Moving to Assisted Living Packing Strategy
Due to the extent of packing and moving a full house, getting an early start to the process is ideal.  This will give everyone ample time to sort through belongings without the extra pressure of an approaching deadline.  Before you begin dividing and conquering, find out the measurements of your loved one’s new space.  This will help you determine what can be saved and what has to be discarded. It’s also important to consider your loved one’s feelings about packing.  Acknowledge the loss they are experiencing but try not to get emotional in front of them.
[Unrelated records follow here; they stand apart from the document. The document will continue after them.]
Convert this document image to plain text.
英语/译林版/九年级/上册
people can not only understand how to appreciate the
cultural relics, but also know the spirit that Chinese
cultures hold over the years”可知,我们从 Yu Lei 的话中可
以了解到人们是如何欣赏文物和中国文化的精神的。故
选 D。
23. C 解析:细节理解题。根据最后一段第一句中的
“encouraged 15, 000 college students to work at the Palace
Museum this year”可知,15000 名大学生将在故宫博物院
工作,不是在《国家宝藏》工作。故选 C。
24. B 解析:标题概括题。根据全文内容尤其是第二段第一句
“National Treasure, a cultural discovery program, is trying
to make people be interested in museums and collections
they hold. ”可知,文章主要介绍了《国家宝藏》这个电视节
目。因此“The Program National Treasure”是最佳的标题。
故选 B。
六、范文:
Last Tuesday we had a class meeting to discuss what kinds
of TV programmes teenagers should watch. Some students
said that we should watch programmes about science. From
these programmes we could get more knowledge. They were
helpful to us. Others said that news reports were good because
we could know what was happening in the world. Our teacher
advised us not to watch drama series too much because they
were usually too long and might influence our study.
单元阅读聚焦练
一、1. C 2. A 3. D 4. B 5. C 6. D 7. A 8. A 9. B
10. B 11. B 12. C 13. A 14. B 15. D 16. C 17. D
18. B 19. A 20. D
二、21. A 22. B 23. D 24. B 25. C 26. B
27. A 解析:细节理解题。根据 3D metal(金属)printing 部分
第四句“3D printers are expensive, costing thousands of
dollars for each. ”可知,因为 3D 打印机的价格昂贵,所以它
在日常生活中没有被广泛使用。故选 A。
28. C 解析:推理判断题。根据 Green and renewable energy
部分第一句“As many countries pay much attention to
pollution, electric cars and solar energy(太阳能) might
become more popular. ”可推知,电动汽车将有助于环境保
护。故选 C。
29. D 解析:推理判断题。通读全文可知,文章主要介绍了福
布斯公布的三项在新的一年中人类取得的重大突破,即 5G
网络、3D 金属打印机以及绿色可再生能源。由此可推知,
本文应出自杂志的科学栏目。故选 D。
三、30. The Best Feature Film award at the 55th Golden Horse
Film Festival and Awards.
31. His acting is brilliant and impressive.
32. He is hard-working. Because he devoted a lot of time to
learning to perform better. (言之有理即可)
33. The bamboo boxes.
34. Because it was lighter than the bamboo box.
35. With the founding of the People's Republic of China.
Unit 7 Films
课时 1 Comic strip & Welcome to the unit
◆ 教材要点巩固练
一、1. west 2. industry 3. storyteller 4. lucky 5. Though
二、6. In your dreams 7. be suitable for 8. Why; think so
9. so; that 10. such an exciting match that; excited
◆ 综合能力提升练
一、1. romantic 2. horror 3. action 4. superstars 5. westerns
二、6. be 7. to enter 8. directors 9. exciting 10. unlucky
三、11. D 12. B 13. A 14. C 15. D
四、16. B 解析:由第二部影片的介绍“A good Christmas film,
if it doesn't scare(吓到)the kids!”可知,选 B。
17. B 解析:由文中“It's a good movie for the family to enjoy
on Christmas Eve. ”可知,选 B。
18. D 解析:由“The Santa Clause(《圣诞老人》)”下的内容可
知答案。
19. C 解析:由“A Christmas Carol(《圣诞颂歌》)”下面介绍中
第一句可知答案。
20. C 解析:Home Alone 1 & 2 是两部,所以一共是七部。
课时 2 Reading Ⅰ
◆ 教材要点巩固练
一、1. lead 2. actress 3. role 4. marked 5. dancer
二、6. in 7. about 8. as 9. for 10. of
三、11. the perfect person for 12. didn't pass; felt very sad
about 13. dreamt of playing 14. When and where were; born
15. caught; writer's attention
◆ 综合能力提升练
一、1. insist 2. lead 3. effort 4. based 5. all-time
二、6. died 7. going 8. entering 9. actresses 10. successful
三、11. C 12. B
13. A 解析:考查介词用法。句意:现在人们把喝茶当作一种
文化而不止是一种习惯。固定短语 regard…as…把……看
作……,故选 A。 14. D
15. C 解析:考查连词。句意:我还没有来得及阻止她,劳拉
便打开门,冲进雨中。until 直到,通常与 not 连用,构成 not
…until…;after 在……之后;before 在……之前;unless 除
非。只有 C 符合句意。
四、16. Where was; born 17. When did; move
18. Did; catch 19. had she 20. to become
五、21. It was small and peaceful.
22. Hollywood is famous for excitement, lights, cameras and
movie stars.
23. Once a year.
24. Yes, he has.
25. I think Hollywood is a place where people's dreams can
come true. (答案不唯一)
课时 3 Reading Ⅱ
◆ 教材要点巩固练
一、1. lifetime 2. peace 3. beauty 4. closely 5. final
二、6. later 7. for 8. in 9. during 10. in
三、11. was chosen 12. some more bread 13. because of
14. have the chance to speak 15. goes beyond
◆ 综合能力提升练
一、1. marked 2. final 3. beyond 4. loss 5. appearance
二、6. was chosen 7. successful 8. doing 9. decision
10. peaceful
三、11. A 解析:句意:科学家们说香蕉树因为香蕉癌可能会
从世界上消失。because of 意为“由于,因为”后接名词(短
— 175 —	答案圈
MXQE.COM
Break packing up by room and don’t hesitate to stop and take breaks if it becomes too overwhelming for either party. Making several piles may help if your loved one is feeling indecisive, but some people prefer the more clear cut method of “this stays” and “this goes.”  Categories you may want to use are items for storage, to move to the new place, to sell, to throw away, for family to look through and to donate.  You can show your loved one charities to choose from for donations. Knowing that belongings are going to someone in need can make them easier to part with. It might be beneficial to find out if any nearby donation centers will pick items up for you, to save yourself a step.  Also, find out if you can get a receipt from donating for a tax deduction.

If you find your loved one is overwhelmed, stick to yes or no questions rather than asking which items he or she wants to keep.  Perhaps have them choose one or two favorite items out of a collection.  It may be best to encourage them to keep what they actually use instead of the belongings that are the nicest or newest.  When you run into a room or drawer that is too difficult, consider waiting until they are settled in an assisted living center to finish the sorting process.  Unless the house is being sold or rented immediately, it can be less stressful to comb through certain rooms after the move.